Article rédigé par Catherine Rouvier, le 27 février 2001
PARIS, [DECRYPTAGE/analyse] - La 26e Nuit des césars a été célébrée samedi 24 février. Bien sûr il ne
s'agit que du sculpteur, auteur de cet objet non identifié que chaque lauréat empoigne avec satisfaction.
Mais en regardant cette cérémonie, à laquelle l'animation pleine de drôlerie et de légèreté d'Edouard Baer
enlevait son habituelle solennité compassée, on pensait plutôt à l'autre, le grand César, et à la mince
couronne de feuilles vertes et brillantes qui couronnaient à Rome le front des vainqueurs.
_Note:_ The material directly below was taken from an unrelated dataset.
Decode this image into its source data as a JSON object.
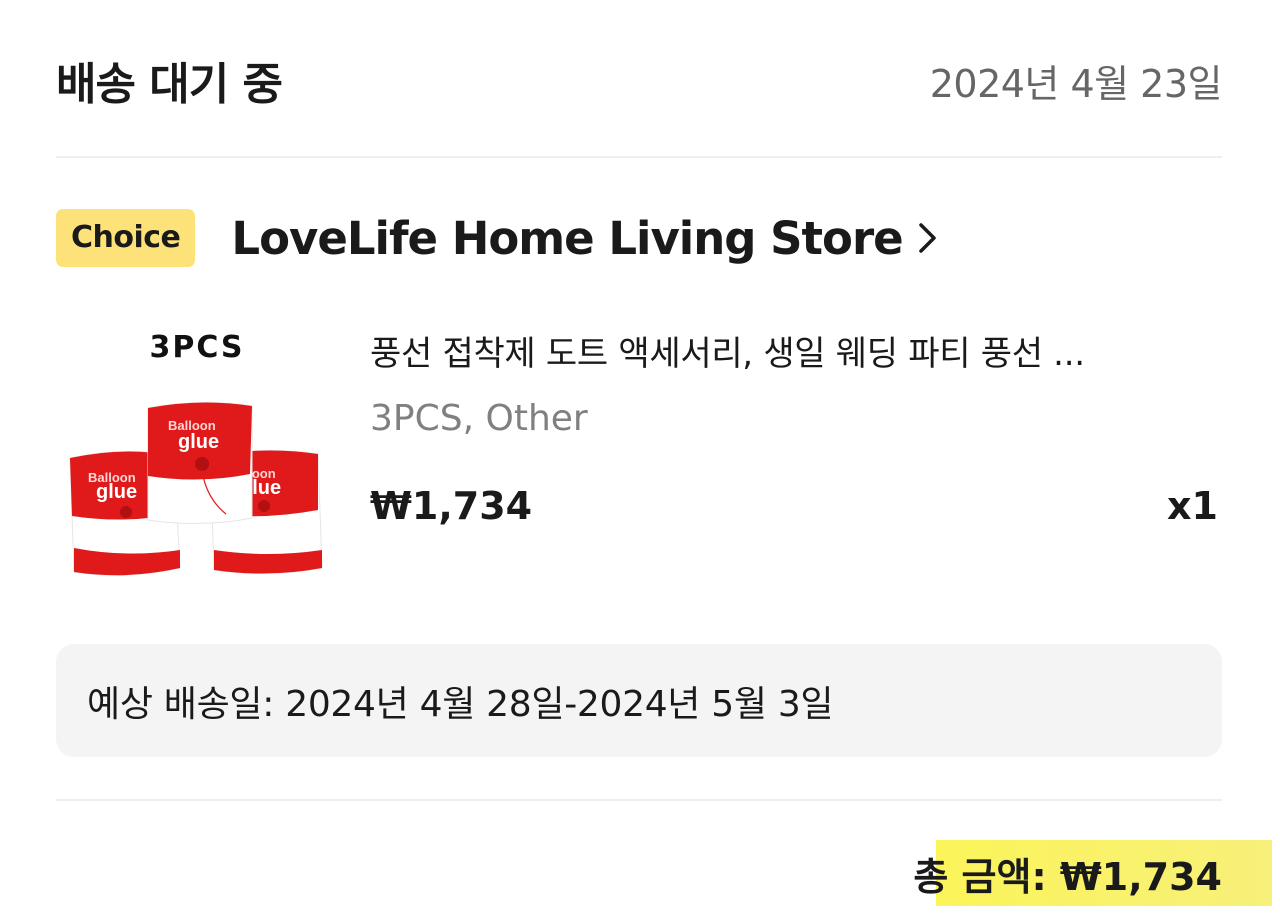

On pensait aussi aux volumineux fardeaux de livres rouges, dorés sur tranche, rassemblés dans un ruban
bleu qu'on remettait, il y a bien longtemps, dans les écoles, aux écoliers sages en tablier gris, le jour tant
attendu des "prix". J'ai eu le privilège d'y assister encore, au collège Stanislas. Je revois les yeux embués de
larmes et les démarches gauches des élèves qui allaient, après la proclamation qui les avait laissés
rougissants, prendre leur prix.
Les comédiens, auteurs, réalisateurs, compositeurs costumiers et dialoguistes qui recevaient leurs prix
avaient, malgré leur âge parfois certain et un métier qui les prépare à faire face au public, la même démarche
incertaine, les mêmes yeux humides, la même figure rougissante, sous le coup de l'émotion.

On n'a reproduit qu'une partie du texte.